When you love what you do and find a career you are passionate about, you go to work everyday, but don't feel like you are working. When you love what you do, you would perform the job even without a paycheck, because money is not what is driving you to keep the job.

Think about an average lifespan and work. The average lifespan is almost eighty years old and most people enter the workforce as they become an adult in their late teens or early twenties.  Has it occurred to you that you may spend fifty to sixty years in the workforce?

When you consider that you may spend approximately half a century in the workforce, what thoughts immediately jump into your mind? Dread and frustration or eagerness and pride? When you think about work and then dread your job, you're probably in the wrong line of work.

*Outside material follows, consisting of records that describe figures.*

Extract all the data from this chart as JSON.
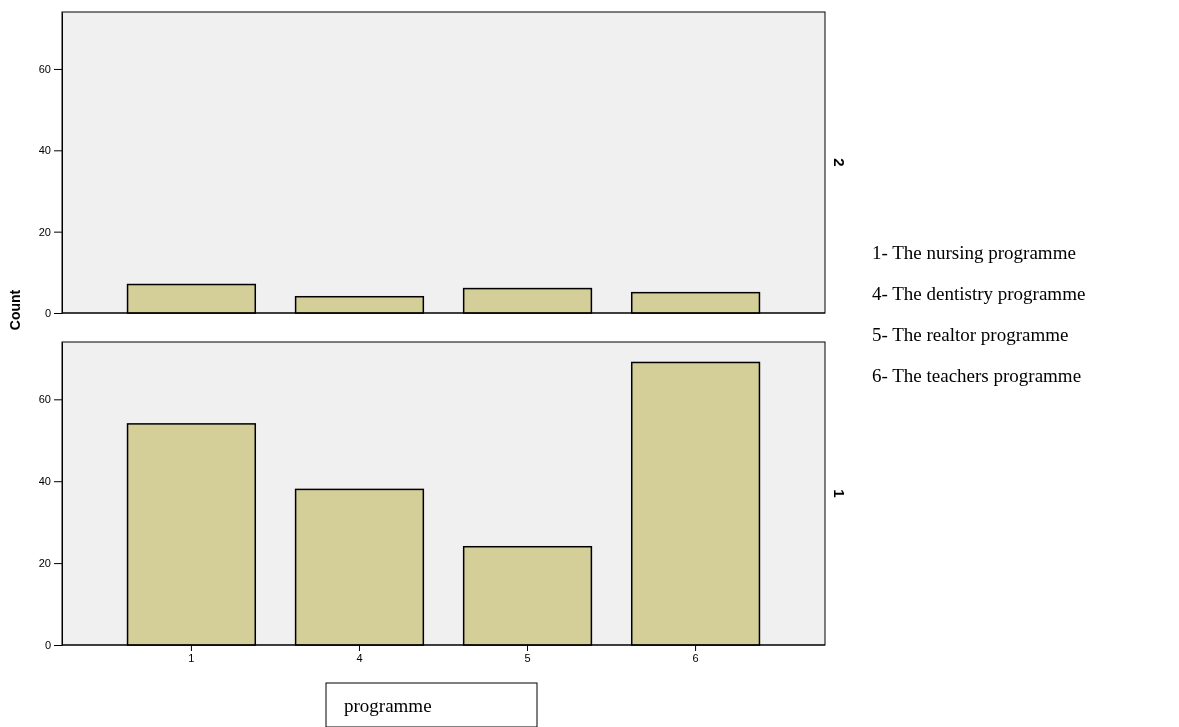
{
  "chart_data": [
    {
      "type": "bar",
      "title": "2",
      "ylabel": "Count",
      "categories": [
        null,
        null,
        null,
        null
      ],
      "values": [
        7,
        4,
        6,
        5
      ],
      "color": "#d4cf98",
      "ylim": [
        0,
        74
      ],
      "yticks": [
        0,
        20,
        40,
        60
      ],
      "grid": false,
      "tick_labels": "y",
      "annotations": [
        "1- The nursing programme",
        "4- The dentistry programme",
        "5- The realtor programme",
        "6- The teachers programme"
      ]
    },
    {
      "type": "bar",
      "title": "1",
      "xlabel": "programme",
      "categories": [
        "1",
        "4",
        "5",
        "6"
      ],
      "values": [
        54,
        38,
        24,
        69
      ],
      "color": "#d4cf98",
      "ylim": [
        0,
        74
      ],
      "yticks": [
        0,
        20,
        40,
        60
      ],
      "grid": false
    }
  ]
}
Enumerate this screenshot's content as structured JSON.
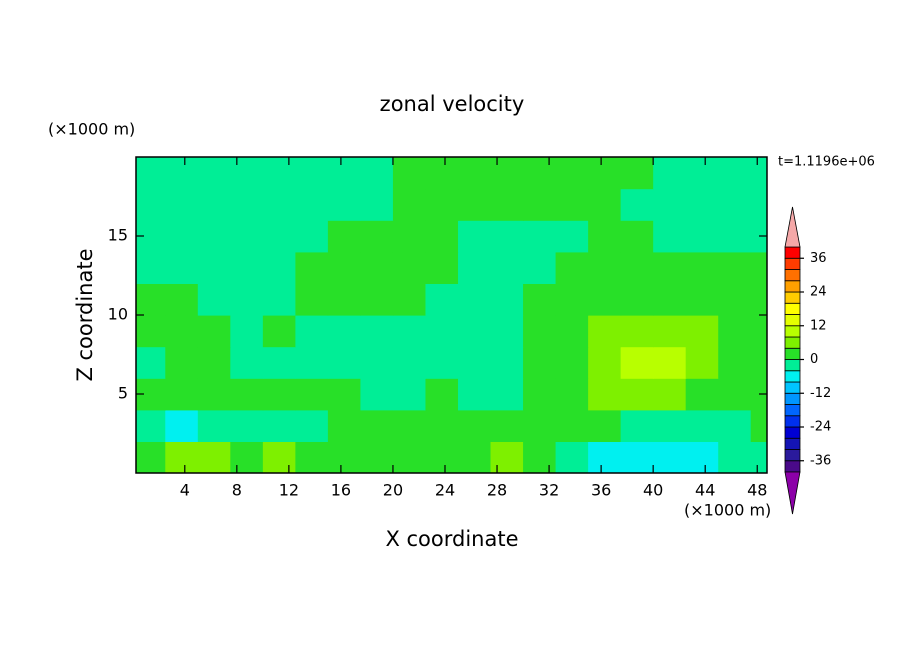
{
  "chart_data": {
    "type": "contour",
    "title": "zonal velocity",
    "x_label": "X coordinate",
    "y_label": "Z coordinate",
    "x_unit": "(×1000 m)",
    "y_unit": "(×1000 m)",
    "time_label": "t=1.1196e+06",
    "xlim": [
      0.25,
      48.75
    ],
    "ylim": [
      0,
      20
    ],
    "xticks": [
      4,
      8,
      12,
      16,
      20,
      24,
      28,
      32,
      36,
      40,
      44,
      48
    ],
    "yticks": [
      5,
      10,
      15
    ],
    "x": [
      1.25,
      3.75,
      6.25,
      8.75,
      11.25,
      13.75,
      16.25,
      18.75,
      21.25,
      23.75,
      26.25,
      28.75,
      31.25,
      33.75,
      36.25,
      38.75,
      41.25,
      43.75,
      46.25,
      48.75
    ],
    "z": [
      1,
      3,
      5,
      7,
      9,
      11,
      13,
      15,
      17,
      19
    ],
    "values": [
      [
        2,
        6,
        6,
        2,
        6,
        2,
        2,
        2,
        2,
        2,
        2,
        6,
        2,
        -2,
        -6,
        -6,
        -6,
        -6,
        -2,
        -2
      ],
      [
        -2,
        -6,
        -2,
        -2,
        -2,
        -2,
        2,
        2,
        2,
        2,
        2,
        2,
        2,
        2,
        2,
        -2,
        -2,
        -2,
        -2,
        2
      ],
      [
        2,
        2,
        2,
        2,
        2,
        2,
        2,
        -2,
        -2,
        2,
        -2,
        -2,
        2,
        2,
        6,
        6,
        6,
        2,
        2,
        2
      ],
      [
        -2,
        2,
        2,
        -2,
        -2,
        -2,
        -2,
        -2,
        -2,
        -2,
        -2,
        -2,
        2,
        2,
        6,
        10,
        10,
        6,
        2,
        2
      ],
      [
        2,
        2,
        2,
        -2,
        2,
        -2,
        -2,
        -2,
        -2,
        -2,
        -2,
        -2,
        2,
        2,
        6,
        6,
        6,
        6,
        2,
        2
      ],
      [
        2,
        2,
        -2,
        -2,
        -2,
        2,
        2,
        2,
        2,
        -2,
        -2,
        -2,
        2,
        2,
        2,
        2,
        2,
        2,
        2,
        2
      ],
      [
        -2,
        -2,
        -2,
        -2,
        -2,
        2,
        2,
        2,
        2,
        2,
        -2,
        -2,
        -2,
        2,
        2,
        2,
        2,
        2,
        2,
        2
      ],
      [
        -2,
        -2,
        -2,
        -2,
        -2,
        -2,
        2,
        2,
        2,
        2,
        -2,
        -2,
        -2,
        -2,
        2,
        2,
        -2,
        -2,
        -2,
        -2
      ],
      [
        -2,
        -2,
        -2,
        -2,
        -2,
        -2,
        -2,
        -2,
        2,
        2,
        2,
        2,
        2,
        2,
        2,
        -2,
        -2,
        -2,
        -2,
        -2
      ],
      [
        -2,
        -2,
        -2,
        -2,
        -2,
        -2,
        -2,
        -2,
        2,
        2,
        2,
        2,
        2,
        2,
        2,
        2,
        -2,
        -2,
        -2,
        -2
      ]
    ],
    "levels": [
      -40,
      -36,
      -32,
      -28,
      -24,
      -20,
      -16,
      -12,
      -8,
      -4,
      0,
      4,
      8,
      12,
      16,
      20,
      24,
      28,
      32,
      36,
      40
    ],
    "colors": [
      "#8c00a8",
      "#4a0a8a",
      "#2a1a9c",
      "#1414b4",
      "#0000d2",
      "#0030ee",
      "#0066ff",
      "#0096ff",
      "#00c4ff",
      "#00f0f0",
      "#00ee96",
      "#28e028",
      "#7ef000",
      "#b8ff00",
      "#e4ff00",
      "#ffff00",
      "#ffcc00",
      "#ffa000",
      "#ff7000",
      "#ff3c00",
      "#ff0000",
      "#f5a8a8"
    ],
    "colorbar_ticks": [
      -36,
      -24,
      -12,
      0,
      12,
      24,
      36
    ]
  }
}
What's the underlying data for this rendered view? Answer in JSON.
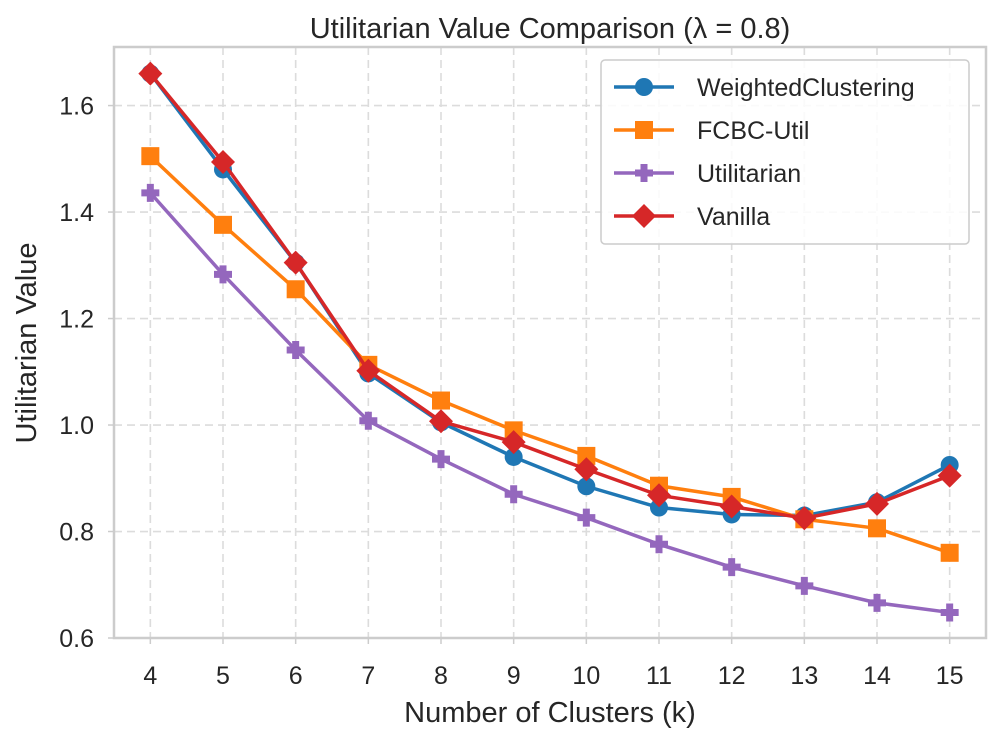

If you're in the wrong line of work, you're attitude toward your job is affected. When you're attitude toward the job is affected, your co-workers, clients and customers are able to detect your negative attitude toward the job and will typically view you as the chronically uncooperative and complaining co-worker. This means they dread having to work with you.

If you are in a supervisory position and have a negative attitude, you are making everyone's life miserable at work and productivity is affected. You may think people just don't want to work anymore, when in reality they don't want to work for you.

If you are frustrated and hate your job, it is time to re-evaluate why you are working in that position. Be honest with yourself. Determine if you're just chasing a paycheck and whether you have found a job that inspires you.

It's never too late to take action and enjoy the remainder of your working lifetime.